Ce mardi 3 mai, deux caricaturistes ont remporté le Prix International du dessin de presse, décerné à Genève pour la troisième fois. Le Kenyan Gado et le Malaisien Zunar, mis au pilori par leur gouvernement respectif, espèrent que ce prix aidera la presse de leur pays à être plus libre.

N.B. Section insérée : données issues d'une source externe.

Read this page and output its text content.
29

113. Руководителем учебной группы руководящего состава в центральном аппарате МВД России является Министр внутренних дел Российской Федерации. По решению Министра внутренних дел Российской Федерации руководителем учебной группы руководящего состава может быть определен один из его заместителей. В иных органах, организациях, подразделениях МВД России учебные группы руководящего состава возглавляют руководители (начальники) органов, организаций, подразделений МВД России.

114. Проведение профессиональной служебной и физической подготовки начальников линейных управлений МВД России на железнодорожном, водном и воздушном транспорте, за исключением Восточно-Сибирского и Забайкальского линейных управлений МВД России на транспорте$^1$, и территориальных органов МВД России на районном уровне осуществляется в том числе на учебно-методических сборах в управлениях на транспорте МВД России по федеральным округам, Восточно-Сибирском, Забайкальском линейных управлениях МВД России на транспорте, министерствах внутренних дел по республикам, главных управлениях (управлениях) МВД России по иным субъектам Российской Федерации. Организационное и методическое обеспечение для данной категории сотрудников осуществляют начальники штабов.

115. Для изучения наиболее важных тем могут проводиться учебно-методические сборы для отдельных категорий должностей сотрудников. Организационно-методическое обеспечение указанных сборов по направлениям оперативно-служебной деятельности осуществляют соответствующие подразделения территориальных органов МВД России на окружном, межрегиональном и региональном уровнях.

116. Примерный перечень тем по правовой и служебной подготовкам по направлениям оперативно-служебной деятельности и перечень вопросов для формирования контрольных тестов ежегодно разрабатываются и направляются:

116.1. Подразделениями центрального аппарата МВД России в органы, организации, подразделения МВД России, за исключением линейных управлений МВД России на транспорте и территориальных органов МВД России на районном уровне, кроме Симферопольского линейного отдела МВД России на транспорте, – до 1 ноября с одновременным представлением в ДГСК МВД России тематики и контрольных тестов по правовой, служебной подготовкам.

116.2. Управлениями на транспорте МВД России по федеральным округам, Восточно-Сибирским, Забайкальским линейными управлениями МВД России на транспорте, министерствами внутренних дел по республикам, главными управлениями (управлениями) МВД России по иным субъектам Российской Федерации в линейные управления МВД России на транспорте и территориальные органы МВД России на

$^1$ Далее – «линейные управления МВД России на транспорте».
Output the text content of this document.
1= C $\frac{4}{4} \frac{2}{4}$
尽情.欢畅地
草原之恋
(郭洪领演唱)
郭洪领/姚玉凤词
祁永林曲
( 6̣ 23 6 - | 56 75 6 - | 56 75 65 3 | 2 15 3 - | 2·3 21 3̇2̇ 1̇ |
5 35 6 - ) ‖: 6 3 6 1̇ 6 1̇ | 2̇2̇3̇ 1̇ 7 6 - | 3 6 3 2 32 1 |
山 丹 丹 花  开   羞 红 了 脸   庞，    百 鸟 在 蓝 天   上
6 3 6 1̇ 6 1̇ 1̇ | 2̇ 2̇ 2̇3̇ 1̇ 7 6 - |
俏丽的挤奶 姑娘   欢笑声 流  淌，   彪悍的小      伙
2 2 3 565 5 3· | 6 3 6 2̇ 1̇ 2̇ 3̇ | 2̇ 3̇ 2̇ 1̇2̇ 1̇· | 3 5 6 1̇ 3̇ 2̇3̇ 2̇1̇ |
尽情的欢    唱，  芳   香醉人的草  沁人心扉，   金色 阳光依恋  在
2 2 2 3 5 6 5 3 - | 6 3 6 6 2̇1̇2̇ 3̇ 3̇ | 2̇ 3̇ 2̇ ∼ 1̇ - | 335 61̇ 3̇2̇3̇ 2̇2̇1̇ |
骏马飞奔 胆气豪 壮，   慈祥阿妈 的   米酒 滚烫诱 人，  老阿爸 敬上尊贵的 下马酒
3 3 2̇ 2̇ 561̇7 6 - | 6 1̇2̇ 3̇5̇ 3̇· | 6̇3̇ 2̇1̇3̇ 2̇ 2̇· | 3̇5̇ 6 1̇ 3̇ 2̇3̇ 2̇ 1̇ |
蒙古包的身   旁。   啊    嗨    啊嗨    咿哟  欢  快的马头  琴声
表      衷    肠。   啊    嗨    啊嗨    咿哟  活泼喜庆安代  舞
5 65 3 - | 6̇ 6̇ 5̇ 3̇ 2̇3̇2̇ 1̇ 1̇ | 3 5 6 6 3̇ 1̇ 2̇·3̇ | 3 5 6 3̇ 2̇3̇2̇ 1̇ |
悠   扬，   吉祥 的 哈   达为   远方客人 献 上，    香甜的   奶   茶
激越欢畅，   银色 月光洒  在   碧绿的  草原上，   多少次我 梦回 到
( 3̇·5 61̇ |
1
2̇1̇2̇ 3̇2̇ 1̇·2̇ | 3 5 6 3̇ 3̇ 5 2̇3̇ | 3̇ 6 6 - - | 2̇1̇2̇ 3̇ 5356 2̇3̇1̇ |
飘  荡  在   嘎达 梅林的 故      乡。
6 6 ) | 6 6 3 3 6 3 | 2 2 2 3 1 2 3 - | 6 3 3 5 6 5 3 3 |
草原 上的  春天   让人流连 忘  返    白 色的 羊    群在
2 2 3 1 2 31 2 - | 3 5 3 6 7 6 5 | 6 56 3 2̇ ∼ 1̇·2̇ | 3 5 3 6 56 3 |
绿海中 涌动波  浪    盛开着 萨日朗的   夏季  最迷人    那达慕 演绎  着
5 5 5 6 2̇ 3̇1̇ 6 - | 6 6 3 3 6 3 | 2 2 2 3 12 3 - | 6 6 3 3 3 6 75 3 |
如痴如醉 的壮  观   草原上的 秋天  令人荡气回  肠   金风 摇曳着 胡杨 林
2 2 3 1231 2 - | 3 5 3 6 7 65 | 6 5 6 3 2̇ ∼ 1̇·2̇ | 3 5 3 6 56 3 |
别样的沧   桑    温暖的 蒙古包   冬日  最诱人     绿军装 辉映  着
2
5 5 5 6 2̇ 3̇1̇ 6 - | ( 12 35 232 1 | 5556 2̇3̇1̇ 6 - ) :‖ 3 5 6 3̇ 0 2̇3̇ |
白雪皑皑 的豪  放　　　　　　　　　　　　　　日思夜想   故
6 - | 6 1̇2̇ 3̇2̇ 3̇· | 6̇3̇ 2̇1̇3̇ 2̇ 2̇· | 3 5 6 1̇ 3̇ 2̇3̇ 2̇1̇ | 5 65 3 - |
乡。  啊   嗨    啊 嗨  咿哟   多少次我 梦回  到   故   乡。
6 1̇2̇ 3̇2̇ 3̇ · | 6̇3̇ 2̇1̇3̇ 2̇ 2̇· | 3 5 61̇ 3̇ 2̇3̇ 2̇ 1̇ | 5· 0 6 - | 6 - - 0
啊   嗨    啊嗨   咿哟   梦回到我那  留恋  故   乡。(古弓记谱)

C'est en janvier 2015, que le dessinateur kenyan Gado, de son vrai nom Godfrey Mwampembwa, a signé la caricature à l'origine de son licenciement. Depuis plus de 23 ans, il officiait dans le même journal, quand il a décidé de mettre en scène sur papier, le président de la Tanzanie Jakaya Kikwete, allongé tel un empereur romain entouré de femmes prenant soin de lui. Leur nom est indiqué sur leur tunique: "Copinage, Incompétence et Corruption". Un trait d'humour qui a déplu.
Gado ne regrette pas sa publication. S'il dessine, c'est pour "soulever des questions, susciter la réflexion chez les gens". Le caricaturiste espère que le prix reçu hier à Genève, permettra de "mettre en lumière la censure qui s’exerce non seulement au Kenya, mais aussi ailleurs en Afrique".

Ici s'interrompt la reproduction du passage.